Because cleft repair is typically a simple procedure that can take as little as 45 minutes and cost $250, we don't see many children with cleft palates here in the U.S. Generally, they receive surgery very early on after birth. In developing countries, however, 1 in 700 children are born with cleft, which studies have shown is the result of a combination of genetics and environmental factors. Footing the cost of surgery is nearly impossible for these families.
Fortunately, for the past 15 years, a nonprofit called Smile Train has been providing free cleft repair surgery to an average of 340 children each day.
The organization celebrated their one-millionth smile surgery--or "Smilestone"--with a gala at the Barclays Center last Wednesday, serving up dinner on the court and a performance by Train.
Pat Monahan, the band's lead singer, heard about the organization through his friend, a doctor who plans on becoming involved with Smile Train when he retires.
"I didn't realize how big of a problem this was until tonight. All of us have families, and we know what it's like to have kids in the hospital," said Monahan. "We're blown away by the fact that they've done so many operations in so little time. That's a lot."
A video was screened that featured Osawa Owiti, a six-year-old boy who lives in a rural village near the Serengeti.
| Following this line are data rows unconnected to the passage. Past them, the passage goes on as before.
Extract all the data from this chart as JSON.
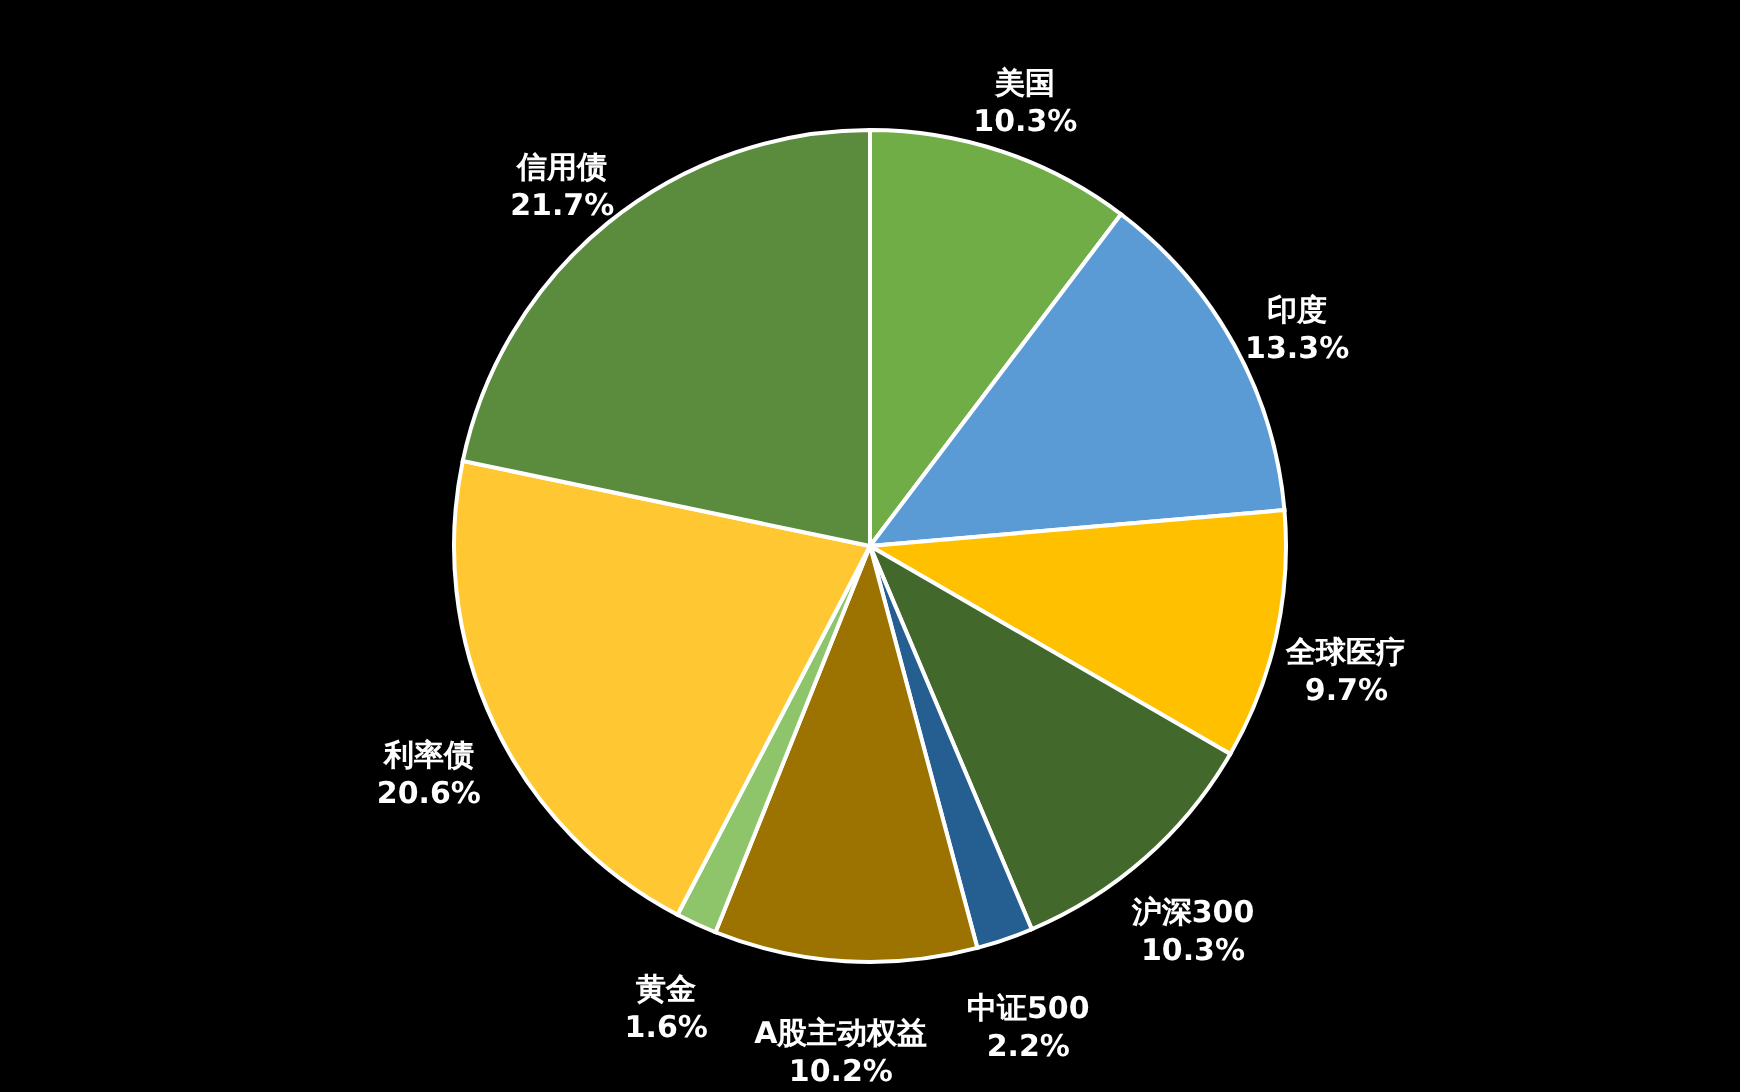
{
  "chart_data": {
    "type": "pie",
    "categories": [
      "美国",
      "印度",
      "全球医疗",
      "沪深300",
      "中证500",
      "A股主动权益",
      "黄金",
      "利率债",
      "信用债"
    ],
    "values": [
      10.3,
      13.3,
      9.7,
      10.3,
      2.2,
      10.2,
      1.6,
      20.6,
      21.7
    ],
    "value_labels": [
      "10.3%",
      "13.3%",
      "9.7%",
      "10.3%",
      "2.2%",
      "10.2%",
      "1.6%",
      "20.6%",
      "21.7%"
    ],
    "colors": [
      "#70ad47",
      "#5b9bd5",
      "#ffc000",
      "#43682b",
      "#255e91",
      "#9c7300",
      "#8fc56a",
      "#ffc832",
      "#5b8b3c"
    ]
  }
}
Osawa was the recipient of Smile Train's one-millionth surgery.
Since the Owiti family is part of a farming community, they rely on the rain to survive. If there's a drought, the must work in the gold mines or as day laborers just to get by. Osawa's mother, Ada, stayed up nights worrying about her son's future. He preferred to stay home and work on the farm than to go to school or into the village and be stared at by others. His teacher said that was not a happy kid, and was quiet most of the time.
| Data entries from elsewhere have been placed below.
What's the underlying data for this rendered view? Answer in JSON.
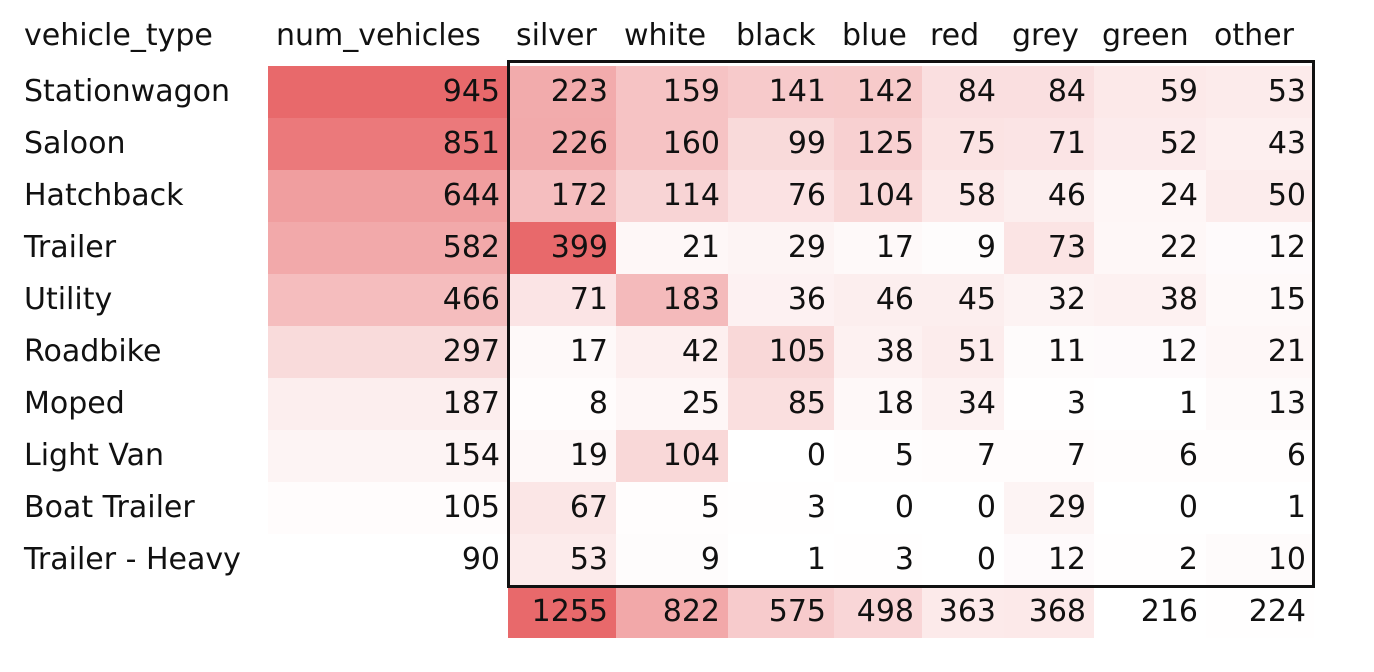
{
  "chart_data": {
    "type": "table",
    "row_header_label": "vehicle_type",
    "total_column_label": "num_vehicles",
    "columns": [
      "silver",
      "white",
      "black",
      "blue",
      "red",
      "grey",
      "green",
      "other"
    ],
    "rows": [
      {
        "label": "Stationwagon",
        "total": 945,
        "values": [
          223,
          159,
          141,
          142,
          84,
          84,
          59,
          53
        ]
      },
      {
        "label": "Saloon",
        "total": 851,
        "values": [
          226,
          160,
          99,
          125,
          75,
          71,
          52,
          43
        ]
      },
      {
        "label": "Hatchback",
        "total": 644,
        "values": [
          172,
          114,
          76,
          104,
          58,
          46,
          24,
          50
        ]
      },
      {
        "label": "Trailer",
        "total": 582,
        "values": [
          399,
          21,
          29,
          17,
          9,
          73,
          22,
          12
        ]
      },
      {
        "label": "Utility",
        "total": 466,
        "values": [
          71,
          183,
          36,
          46,
          45,
          32,
          38,
          15
        ]
      },
      {
        "label": "Roadbike",
        "total": 297,
        "values": [
          17,
          42,
          105,
          38,
          51,
          11,
          12,
          21
        ]
      },
      {
        "label": "Moped",
        "total": 187,
        "values": [
          8,
          25,
          85,
          18,
          34,
          3,
          1,
          13
        ]
      },
      {
        "label": "Light Van",
        "total": 154,
        "values": [
          19,
          104,
          0,
          5,
          7,
          7,
          6,
          6
        ]
      },
      {
        "label": "Boat Trailer",
        "total": 105,
        "values": [
          67,
          5,
          3,
          0,
          0,
          29,
          0,
          1
        ]
      },
      {
        "label": "Trailer - Heavy",
        "total": 90,
        "values": [
          53,
          9,
          1,
          3,
          0,
          12,
          2,
          10
        ]
      }
    ],
    "column_totals": [
      1255,
      822,
      575,
      498,
      363,
      368,
      216,
      224
    ],
    "color_scale": {
      "low": "#ffffff",
      "high": "#e8696b"
    },
    "inner_matrix_outlined": true
  }
}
"Osawa goes to school, but he is very conscious of his deformity and it affects his progress," Ada said.
One day, she heard an announcement for Smile Train on Radio Mazingira, and contacted a nonprofit organization called CCBRT that operates out of a hospital in Dar es Salaam, the capital of Tanzania. It was the longest trip mother and son had ever taken, and the first time they'd been to a big city.
Osawa's operation was a success, and his mother was brought to tears--she had no idea that her son would look like her.
"Yesterday, in the ward, he fetched a mirror and looked at himself," she said. "I asked him, 'Why are you looking at yourself like this?' and he said, 'My mouth looks so good mama! I look like my friends now.'"
Physically, the scars are usually very minimal.
The organization operates in 87 countries around the world, but one thing always translates: the gratitude they receive through each and every new smile.
"Recently, a teenager in the Philippines came back to the hospital to celebrate after her surgery, and she was so overwhelmed with joy for her new life that she couldn't even express herself," said Smile Train CEO Susannah Schaefer. "But the mothers' faces really say it all. First in the desperation, and then, in the sheer joy."